To our knowledge, this study is the first investigation of the effect of static postural control on the connection between lower limb muscle strength asymmetry and gait performance in older individuals. There are two findings that hold potential implications for future clinical practices. Firstly, when interlimb strength asymmetry exceeds 15%, the gait performance of the weaker limb tends to be more abnormal. Interventions can target this characteristic by employing unilateral muscle strength training to improve the strength of the weaker limb (Appleby, Cormack & Newton, 2019). Secondly, the deterioration of static postural control due to asymmetry can further impair the gait performance of older adults. This necessitates a focus on enhancing joint and muscle control capabilities during exercise interventions, such as those involving neuromuscular training. This type of training can optimize cortical input signals and information integration, thereby strengthening involuntary motor responses that are crucial for joint control (Risberg et al., 2001). Nevertheless, limitations of this study must be acknowledged. To begin with, its cross-sectional study design does not permit causal inferences. To further validate the results obtained in this study, future investigations should incorporate randomised controlled trials. Furthermore, this study employed the widely accepted 15% threshold as a preset criterion for asymmetry. Several researchers contend that the use of pre-established thresholds should be avoided while examining asymmetry-related disorders (Parkinson et al., 2021). Subsequent investigations should include comparative analyses of various thresholds of asymmetry to evaluate disparities in gait performance, with the objective of identifying the most effective approach for categorising asymmetry. Finally, this study evaluated lower limb muscle strength asymmetry by measuring the discrepancy in bilateral knee extension strength. While this approach is frequently employed in contemporary studies to measure the imbalance in lower limb muscle strength (Straight, Brady & Evans, 2016), it is important to note that human walking engages several joints in the lower limb. Subsequent research should incorporate strength imbalances between the hip, knee, and ankle joints to assess their influence on walking patterns.
Conclusions
1) Elderly individuals with asymmetric lower limb muscle strength exhibit altered gait patterns, including slower velocity, lower cadence, reduced step and stride lengths, prolonged step and stance times, a decrease in weak leg swing time, an extension of the weak leg single support time, and an increase in double support time. Additionally, there is a notable increase in the proportion of the gait cycle dedicated to stance and swing phases, along with an elevated percentage of the strong leg single support and double support times. It should be noted that the stance time of the weak leg is longer when compared to the strong leg.

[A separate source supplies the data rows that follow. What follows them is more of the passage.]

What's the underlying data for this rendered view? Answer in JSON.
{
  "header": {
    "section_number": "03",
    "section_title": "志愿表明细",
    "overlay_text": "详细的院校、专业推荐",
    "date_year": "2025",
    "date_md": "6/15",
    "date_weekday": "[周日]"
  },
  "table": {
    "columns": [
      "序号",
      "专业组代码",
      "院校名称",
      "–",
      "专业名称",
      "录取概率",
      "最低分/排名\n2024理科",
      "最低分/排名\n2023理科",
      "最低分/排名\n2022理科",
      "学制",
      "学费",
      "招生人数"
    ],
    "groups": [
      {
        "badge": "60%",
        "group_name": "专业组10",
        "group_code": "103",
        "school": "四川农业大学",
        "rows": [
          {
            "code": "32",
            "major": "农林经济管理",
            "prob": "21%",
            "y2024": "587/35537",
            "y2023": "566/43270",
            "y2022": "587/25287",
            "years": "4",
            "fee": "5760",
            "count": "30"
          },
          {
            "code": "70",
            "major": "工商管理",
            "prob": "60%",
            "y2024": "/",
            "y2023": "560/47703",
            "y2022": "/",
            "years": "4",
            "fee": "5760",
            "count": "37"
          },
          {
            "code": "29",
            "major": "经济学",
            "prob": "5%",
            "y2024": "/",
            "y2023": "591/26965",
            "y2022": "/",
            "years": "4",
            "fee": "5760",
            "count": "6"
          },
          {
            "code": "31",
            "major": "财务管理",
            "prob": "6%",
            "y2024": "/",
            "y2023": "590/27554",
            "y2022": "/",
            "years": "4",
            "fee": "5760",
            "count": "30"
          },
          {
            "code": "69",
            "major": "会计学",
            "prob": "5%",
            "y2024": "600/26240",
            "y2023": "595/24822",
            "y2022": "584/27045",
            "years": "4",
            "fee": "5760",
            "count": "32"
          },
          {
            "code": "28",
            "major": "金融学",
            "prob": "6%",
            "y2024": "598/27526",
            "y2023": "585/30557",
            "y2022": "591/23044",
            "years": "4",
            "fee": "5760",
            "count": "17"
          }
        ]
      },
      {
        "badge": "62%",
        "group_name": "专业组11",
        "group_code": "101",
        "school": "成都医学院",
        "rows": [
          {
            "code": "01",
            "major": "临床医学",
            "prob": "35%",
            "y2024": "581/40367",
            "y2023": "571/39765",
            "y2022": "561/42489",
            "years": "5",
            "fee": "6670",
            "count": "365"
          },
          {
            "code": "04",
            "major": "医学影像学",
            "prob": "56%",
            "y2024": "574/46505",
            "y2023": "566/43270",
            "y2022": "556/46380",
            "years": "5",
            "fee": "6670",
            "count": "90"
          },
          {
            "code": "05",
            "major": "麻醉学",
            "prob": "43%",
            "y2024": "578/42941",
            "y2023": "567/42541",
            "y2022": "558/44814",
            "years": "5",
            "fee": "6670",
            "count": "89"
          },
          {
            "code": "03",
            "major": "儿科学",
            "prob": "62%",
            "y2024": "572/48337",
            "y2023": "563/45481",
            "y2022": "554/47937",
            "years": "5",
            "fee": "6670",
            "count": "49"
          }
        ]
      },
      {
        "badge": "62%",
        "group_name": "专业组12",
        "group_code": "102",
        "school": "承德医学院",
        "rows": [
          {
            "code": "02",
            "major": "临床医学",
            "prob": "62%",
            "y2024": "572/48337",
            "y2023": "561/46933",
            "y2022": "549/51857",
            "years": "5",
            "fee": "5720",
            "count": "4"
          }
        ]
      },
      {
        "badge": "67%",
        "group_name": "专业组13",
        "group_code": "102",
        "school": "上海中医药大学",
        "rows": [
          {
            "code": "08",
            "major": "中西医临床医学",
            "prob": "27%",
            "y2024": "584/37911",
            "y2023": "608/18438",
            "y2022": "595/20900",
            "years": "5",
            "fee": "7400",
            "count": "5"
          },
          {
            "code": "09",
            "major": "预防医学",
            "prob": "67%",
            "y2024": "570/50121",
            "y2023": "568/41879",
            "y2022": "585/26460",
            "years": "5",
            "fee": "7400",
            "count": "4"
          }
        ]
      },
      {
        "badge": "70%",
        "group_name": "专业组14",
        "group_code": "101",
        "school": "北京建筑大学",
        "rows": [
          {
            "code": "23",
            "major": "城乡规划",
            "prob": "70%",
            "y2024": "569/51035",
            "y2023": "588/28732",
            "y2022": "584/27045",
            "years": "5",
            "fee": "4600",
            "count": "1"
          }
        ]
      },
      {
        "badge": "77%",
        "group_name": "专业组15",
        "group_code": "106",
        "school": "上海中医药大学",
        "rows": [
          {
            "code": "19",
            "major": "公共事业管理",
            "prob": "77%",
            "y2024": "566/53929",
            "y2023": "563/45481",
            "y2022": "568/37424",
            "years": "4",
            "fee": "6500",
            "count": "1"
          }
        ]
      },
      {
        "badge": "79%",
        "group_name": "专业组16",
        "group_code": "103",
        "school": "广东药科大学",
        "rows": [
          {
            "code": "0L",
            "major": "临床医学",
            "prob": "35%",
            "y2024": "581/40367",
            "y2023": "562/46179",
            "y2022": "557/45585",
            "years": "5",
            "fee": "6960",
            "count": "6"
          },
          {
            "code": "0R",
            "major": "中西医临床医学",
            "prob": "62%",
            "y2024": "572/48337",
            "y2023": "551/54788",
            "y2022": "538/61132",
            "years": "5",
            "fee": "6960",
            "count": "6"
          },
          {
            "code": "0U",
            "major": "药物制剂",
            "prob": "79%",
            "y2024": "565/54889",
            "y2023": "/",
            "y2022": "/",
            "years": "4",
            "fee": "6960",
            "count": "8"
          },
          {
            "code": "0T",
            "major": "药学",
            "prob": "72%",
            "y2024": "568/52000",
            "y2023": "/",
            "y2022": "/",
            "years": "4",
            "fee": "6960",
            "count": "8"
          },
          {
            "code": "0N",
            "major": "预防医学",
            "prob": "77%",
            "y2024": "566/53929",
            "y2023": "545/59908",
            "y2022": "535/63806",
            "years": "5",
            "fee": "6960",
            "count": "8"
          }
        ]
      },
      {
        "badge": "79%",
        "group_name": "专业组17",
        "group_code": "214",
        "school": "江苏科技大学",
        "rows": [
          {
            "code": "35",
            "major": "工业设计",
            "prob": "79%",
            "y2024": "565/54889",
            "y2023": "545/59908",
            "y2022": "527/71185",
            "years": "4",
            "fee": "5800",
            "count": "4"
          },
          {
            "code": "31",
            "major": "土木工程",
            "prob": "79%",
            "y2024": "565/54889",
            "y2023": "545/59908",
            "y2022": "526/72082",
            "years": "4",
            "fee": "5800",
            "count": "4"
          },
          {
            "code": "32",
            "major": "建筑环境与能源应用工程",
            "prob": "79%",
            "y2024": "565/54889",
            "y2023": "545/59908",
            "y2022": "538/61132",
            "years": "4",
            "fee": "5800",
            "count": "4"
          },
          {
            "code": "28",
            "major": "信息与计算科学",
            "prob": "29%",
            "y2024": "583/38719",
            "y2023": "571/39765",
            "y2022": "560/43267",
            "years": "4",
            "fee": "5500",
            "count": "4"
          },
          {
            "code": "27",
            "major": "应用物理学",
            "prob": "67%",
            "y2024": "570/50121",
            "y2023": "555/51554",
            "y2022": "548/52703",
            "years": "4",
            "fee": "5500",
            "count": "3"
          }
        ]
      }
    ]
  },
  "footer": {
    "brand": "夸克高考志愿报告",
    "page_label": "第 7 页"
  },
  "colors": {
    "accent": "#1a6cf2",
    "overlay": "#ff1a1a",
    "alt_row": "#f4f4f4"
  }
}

2) Lower limb muscle strength asymmetry impedes static postural control in older adults, manifested by increased medio-lateral swing velocity and larger anterior-posterior and medio-lateral pressure centre movement trajectories. In particular, stability in the medio-lateral direction was impaired.
3) The mechanism underlying the abnormal gait resulting from lower limb muscle strength asymmetry in older individuals may be attributed to compromised static postural control.